Although it has been more than two years since former President Trump lost the 2020 election and incited a violent insurrection at the United States Capitol, his lies about the integrity and security of the 2020 election remain a key issue. In 2022, more than 300 candidates for elected office openly questioned or rejected the outcome of the 2020 presidential election. And while most of them were defeated at the state level in elections for governorships and U.S. Senate seats, many won their bids for seats in the U.S. House and state legislatures as well as local positions.
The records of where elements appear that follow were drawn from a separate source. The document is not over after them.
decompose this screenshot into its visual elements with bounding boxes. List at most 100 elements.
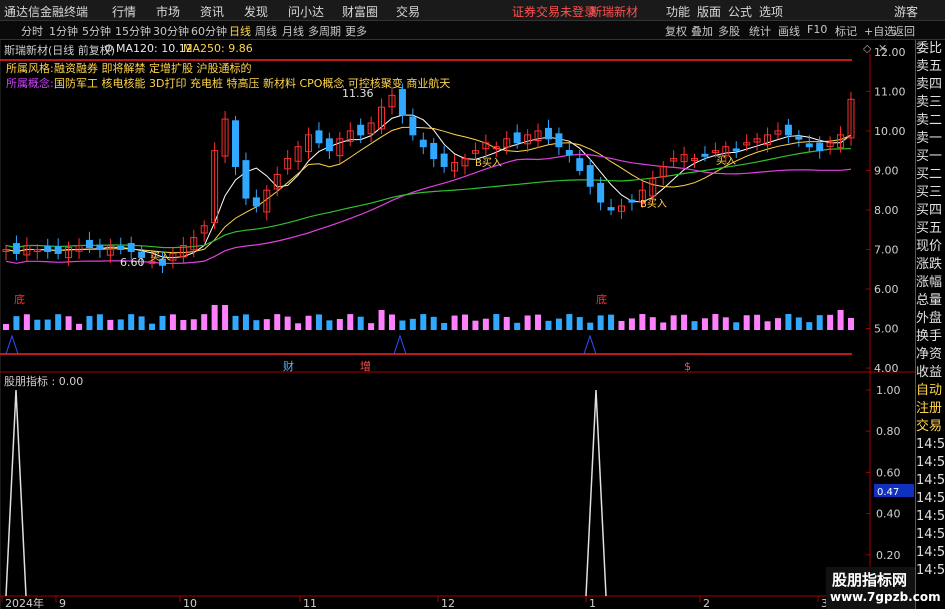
volume-bar: [660, 322, 667, 330]
tool-diejia[interactable]: 叠加: [691, 23, 713, 39]
period-30min[interactable]: 30分钟: [153, 23, 189, 39]
tool-huaxian[interactable]: 画线: [778, 23, 800, 39]
price-axis-label: 5.00: [874, 323, 899, 336]
period-weekly[interactable]: 周线: [255, 23, 277, 39]
tool-tongji[interactable]: 统计: [749, 23, 771, 39]
quote-panel-item[interactable]: 买三: [916, 184, 945, 202]
quote-panel-item[interactable]: 卖五: [916, 58, 945, 76]
menu-banmian[interactable]: 版面: [697, 3, 721, 20]
volume-bar: [190, 319, 197, 330]
quote-panel-item[interactable]: 涨幅: [916, 274, 945, 292]
tool-fanhui[interactable]: 返回: [893, 23, 915, 39]
quote-panel-item[interactable]: 买五: [916, 220, 945, 238]
tool-f10[interactable]: F10: [807, 23, 827, 36]
quote-panel-item[interactable]: 卖四: [916, 76, 945, 94]
menu-caifuquan[interactable]: 财富圈: [342, 3, 378, 20]
indicator-axis-label: 0.80: [876, 425, 901, 438]
volume-bar: [618, 320, 625, 330]
period-15min[interactable]: 15分钟: [115, 23, 151, 39]
signal-triangle: [393, 334, 407, 355]
volume-bar: [326, 320, 333, 330]
stock-name: 斯瑞新材: [590, 5, 639, 19]
quote-panel-item[interactable]: 14:56: [916, 472, 945, 490]
quote-panel-item[interactable]: 14:56: [916, 526, 945, 544]
quote-panel-item[interactable]: 14:56: [916, 436, 945, 454]
volume-bar: [806, 322, 813, 330]
candle-body: [398, 89, 406, 116]
period-fenshi[interactable]: 分时: [21, 23, 43, 39]
candle-body: [357, 124, 365, 136]
quote-panel-item[interactable]: 净资: [916, 346, 945, 364]
volume-bar: [608, 314, 615, 330]
tool-fuquan[interactable]: 复权: [665, 23, 687, 39]
quote-panel-item[interactable]: 涨跌: [916, 256, 945, 274]
indicator-axis-label: 0.60: [876, 466, 901, 479]
volume-bar: [274, 314, 281, 330]
quote-panel-item[interactable]: 卖三: [916, 94, 945, 112]
quote-panel-item[interactable]: 14:56: [916, 490, 945, 508]
menu-zixun[interactable]: 资讯: [200, 3, 224, 20]
period-1min[interactable]: 1分钟: [49, 23, 78, 39]
quote-panel-item[interactable]: 买四: [916, 202, 945, 220]
volume-bar: [128, 314, 135, 330]
volume-bar: [722, 317, 729, 330]
quote-panel-item[interactable]: 卖一: [916, 130, 945, 148]
period-monthly[interactable]: 月线: [282, 23, 304, 39]
candle-body: [440, 153, 448, 167]
volume-bar: [420, 314, 427, 330]
menu-wenxiaoda[interactable]: 问小达: [288, 3, 324, 20]
period-60min[interactable]: 60分钟: [191, 23, 227, 39]
buy-label-3: B买入: [640, 198, 667, 210]
quote-panel-item[interactable]: 交易: [916, 418, 945, 436]
login-notice[interactable]: 证券交易未登录: [512, 3, 596, 20]
menu-gongshi[interactable]: 公式: [728, 3, 752, 20]
indicator-current-value: 0.47: [877, 487, 899, 498]
volume-bar: [55, 314, 62, 330]
menu-hangqing[interactable]: 行情: [112, 3, 136, 20]
quote-panel-item[interactable]: 收益: [916, 364, 945, 382]
volume-bar: [764, 321, 771, 330]
quote-panel-item[interactable]: 换手: [916, 328, 945, 346]
guest-label[interactable]: 游客: [894, 3, 918, 20]
price-axis-label: 11.00: [874, 85, 906, 98]
signal-triangle: [583, 334, 597, 355]
period-5min[interactable]: 5分钟: [82, 23, 111, 39]
tool-biaoji[interactable]: 标记: [835, 23, 857, 39]
price-axis-label: 6.00: [874, 283, 899, 296]
ma-line-short: [5, 114, 852, 259]
quote-panel-item[interactable]: 卖二: [916, 112, 945, 130]
quote-panel-item[interactable]: 14:56: [916, 454, 945, 472]
volume-bar: [253, 320, 260, 330]
candle-body: [419, 139, 427, 148]
quote-panel-item[interactable]: 14:56: [916, 562, 945, 580]
volume-bar: [524, 315, 531, 330]
menu-shichang[interactable]: 市场: [156, 3, 180, 20]
quote-panel-item[interactable]: 自动: [916, 382, 945, 400]
menu-jiaoyi[interactable]: 交易: [396, 3, 420, 20]
period-more[interactable]: 更多: [345, 23, 367, 39]
menu-faxian[interactable]: 发现: [244, 3, 268, 20]
quote-panel-item[interactable]: 14:56: [916, 544, 945, 562]
period-daily[interactable]: 日线: [229, 23, 251, 39]
high-annotation: 11.36: [342, 87, 374, 100]
volume-bar: [357, 316, 364, 330]
candle-body: [701, 153, 709, 157]
buy-label-2: B买入: [475, 157, 502, 169]
quote-panel-item[interactable]: 外盘: [916, 310, 945, 328]
volume-bar: [86, 316, 93, 330]
quote-panel-item[interactable]: 现价: [916, 238, 945, 256]
menu-gongneng[interactable]: 功能: [666, 3, 690, 20]
volume-bar: [222, 305, 229, 330]
tool-duogu[interactable]: 多股: [718, 23, 740, 39]
quote-panel-item[interactable]: 买一: [916, 148, 945, 166]
quote-panel-item[interactable]: 委比: [916, 40, 945, 58]
quote-panel-item[interactable]: 买二: [916, 166, 945, 184]
main-chart[interactable]: 12.0011.0010.009.008.007.006.005.004.00 …: [0, 40, 915, 609]
period-multi[interactable]: 多周期: [308, 23, 341, 39]
quote-panel-item[interactable]: 注册: [916, 400, 945, 418]
quote-panel-item[interactable]: 14:56: [916, 508, 945, 526]
tool-zixuan[interactable]: +自选: [864, 23, 895, 39]
menu-xuanxiang[interactable]: 选项: [759, 3, 783, 20]
volume-bar: [816, 315, 823, 330]
quote-panel-item[interactable]: 总量: [916, 292, 945, 310]
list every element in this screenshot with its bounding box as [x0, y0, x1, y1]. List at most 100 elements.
In 2024, election denialism will continue to be a defining issue, as election deniers have already signaled their intention to run for positions at all levels of government, including those that directly oversee election administration.
Given that election deniers remain in key positions of government and will continue to run for new seats, the Public Wise Research and Education Fund designed and fielded an original survey with our partners at Change Research geared toward understanding what the public knows about election denialism, how they view those that challenge or question the results of the 2020 election, and what they think about democracy more broadly.
Included in this post are the crosstabs (linked above) as well as some key toplines. Keep an eye on this space as we continue to analyze these original data and report our findings.
Field Dates: April 13-19, 2023
Sample: Nationally representative sample of 3,637 adults
Margin of Error: ± 2.0
Americans are roughly split on whether they are more concerned about eligible voters not having a fair chance to vote OR some people casting votes illegally, with a slight majority (54%) saying they are more concerned about eligible voters not having a fair chance. This is highly polarized by party, with virtually all Democrats (95%) saying they are more concerned about eligible voters not having a fair chance and nearly all Republicans (89%) saying they are more concerned about people voting illegally.
A slight majority (57%) of respondents say it is “always true” that someone labeled as an election denier does not believe that Joe Biden legitimately won the 2020 election.
51% of respondents are much less likely to vote for a candidate characterized as an election denier (88% of Democrats and 12% of Republicans).
The traits Americans consider most essential for democracy are freedom to voice opinion (91%), equal right to vote (90%), gender equality before the law (87%), and rule of law (85%).
70% of Republicans considered a strong military to be essential for democracy while only 37% of Democrats did.
Only 64% of respondents (77% of Democrats and 51% of Republicans) felt that a party giving up power when they lose an election is essential to democracy.
Most respondents have heard election denial rhetoric, including that voting by mail makes it easier for people to commit voter fraud (95%), that there are places where it’s easy for ineligible people to vote (83%), that electronic voting machines have been rigged (94%), that voter fraud prevented President Trump from winning in 2020 (96%), and that poll workers in certain states help rig elections (89%).
Belief in election denial rhetoric varies by claim and political party. Democrats and left-leaning Independents are less likely to say they believe election denier rhetoric, Republicans and right-leaning Independents are more likely to say they believe election denier rhetoric, and moderates are roughly split.
Inflation and the cost of living (46%) was the most commonly listed issue of importance to Americans, followed by gun policy (37%) and democracy (32%). Abortion and reproductive healthcare was a more important issue to younger Americans than older Americans.
A majority say that laws that make it harder for Americans to vote (65%), politicians who refuse to accept the results of elections they disagree with (64%), the mainstream media (68%), the influence of money in politics (93%), and threats to poll workers (66%) are either a major or somewhat of a threat to democracy.
Among all respondents, voting law reforms that received the most support included automatic voter registration for all American citizens at age 18 (63%), replacing the electoral college with a system that would require a majority of the popular vote to be President (54%), and banning state laws that prevent American citizens with previous felony convictions from voting (49%).
Among Republicans, support is highest for English language tests to cast a ballot (60%), requiring that voters demonstrate a certain level of civic knowledge and awareness of current events to be able to vote (54%), and raising the voting age (42%).
Among Democrats, support is highest for automatic voter registration for American citizens at age 18 (88%), replacing the electoral college with the popular vote (86%), and banning state laws that prevent American citizens with previous felony convictions from voting (63%).